The decision tree in model 1 was pruned at the 26th leave node based on the cutoff value whereas the decision tree in model 2 has 30 leaves after pruning based on the best split to minimize the variance. The default settings were used for tree pruning in both of the models.
MODEL OUTPUTS AND FINDINGS
Score Rankings Overlay: Price


By looking at the score rankings overlay plot, the Mean Predicted curves of both of the models seem very close to each other, meaning that the differences of the predicted means between the models are minor.
Fit Statistics

In order to choose the best model, it is always better and more clear to look at several metrics. Based on the Fit Statistics table, in terms of RMSE, the decision tree using Variance fitting method is better. It indicates the absolute fit of the model to the data, which is how close the observed data points are to the model’s predicted values. The RMSE is lower therefore produces a better fit in the Variance model.
NEURAL NETWORK METHOD
DATA PROCESSING AND FINDINGS
THE FLOW DIAGRAM & DESCRIPTION

In the diagram, the File Import node was used to import the file into SAS as it was an excel file. The Data Partition node was assigned with a breakdown of 60% train, 30% validation, 10% test. Due to the fact that neural network is notorious in terms of its sensitivity to curse of dimensionality, the Variable Selection node was used to select the most important variables to the target Sales Price. Then four multilayer perceptron neural network models were run with different numbers of hidden layer units which were indicated by the number shown on each neural network node.

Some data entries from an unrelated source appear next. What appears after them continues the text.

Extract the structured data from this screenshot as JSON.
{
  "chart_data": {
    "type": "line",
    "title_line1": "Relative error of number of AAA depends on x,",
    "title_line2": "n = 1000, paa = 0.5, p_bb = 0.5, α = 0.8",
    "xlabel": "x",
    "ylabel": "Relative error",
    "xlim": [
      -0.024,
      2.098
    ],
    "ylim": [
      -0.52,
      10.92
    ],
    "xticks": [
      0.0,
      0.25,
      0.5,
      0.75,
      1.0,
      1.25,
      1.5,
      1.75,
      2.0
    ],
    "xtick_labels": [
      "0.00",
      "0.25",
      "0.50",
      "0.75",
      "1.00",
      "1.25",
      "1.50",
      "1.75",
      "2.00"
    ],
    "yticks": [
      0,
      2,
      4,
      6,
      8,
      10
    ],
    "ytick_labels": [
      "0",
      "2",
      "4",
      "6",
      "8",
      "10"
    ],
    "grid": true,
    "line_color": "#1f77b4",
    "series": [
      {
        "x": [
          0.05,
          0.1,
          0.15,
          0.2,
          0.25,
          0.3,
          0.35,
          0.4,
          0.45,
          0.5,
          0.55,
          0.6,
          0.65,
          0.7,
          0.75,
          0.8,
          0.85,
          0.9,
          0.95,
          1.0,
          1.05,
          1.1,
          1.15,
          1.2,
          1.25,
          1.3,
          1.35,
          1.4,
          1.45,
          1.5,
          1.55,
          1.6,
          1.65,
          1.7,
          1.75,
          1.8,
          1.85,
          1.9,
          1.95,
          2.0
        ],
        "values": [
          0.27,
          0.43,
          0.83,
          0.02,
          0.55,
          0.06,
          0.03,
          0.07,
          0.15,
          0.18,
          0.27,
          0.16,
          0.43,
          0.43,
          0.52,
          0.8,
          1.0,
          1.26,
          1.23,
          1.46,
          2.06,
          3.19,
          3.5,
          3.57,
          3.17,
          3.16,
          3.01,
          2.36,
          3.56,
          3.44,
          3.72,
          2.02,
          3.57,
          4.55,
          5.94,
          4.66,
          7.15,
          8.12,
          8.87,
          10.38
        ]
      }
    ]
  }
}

Because of the problem of high dimensionality, the number of hidden units may have to increase, adding to the complexity of the initial model.
Variable Selection
NEURAL NETWORK ARCHITECTURE
The architecture of all the neural network nodes were set as Multilayer Perceptron. Therefore, SAS Enterprise Mine automatically used the default settings for the Hidden Layer Combination and Activation Functions. Because of the continuous target, Identity was set for Target Layer Activation Function and Normal for Target Layer Error Function.
Next, Root Mean Squared Error (RMSE) was used as a metric to indicate the best model.

Iteration Plot

Based on the Valid RSME outputs from the Model Comparison Node (above), Neural Network 10 is the best model out of the 4 models. The best RMSE value (1269.4) falls at the iteration 45 in the Neural Network 10.
Mean Predicted
By looking at the score rankings overlay plot, the Mean Predicted and Mean Target curves associated with the Validation date of the model Neural Network 10 are very close to each other, meaning that the differences of the predicted mean price and the target mean price are minor, thus this is a good model.
In the Neural Network 10, there are 231 parameters!
OUTPUT COMPARISON BETWEEN DECISION TREE & NEURAL NETWORK MODELS
Validation Record Example
With the same record, the two decision trees above give different predicted prices. Based on the decision tree in model 1, the predicted price for the specific car model was $14,903 while the decision tree in model 2 predicted higher price, which was $15,277. Therefore once again, the Variance model is concluded to be the better model.
Regarding the Neural Network 10, for the same Validation record example above, the predicted car price is approximately $14,548 (provided by SAS EM).
As a result, the Variance model is the best model for the company to use to predict the car price.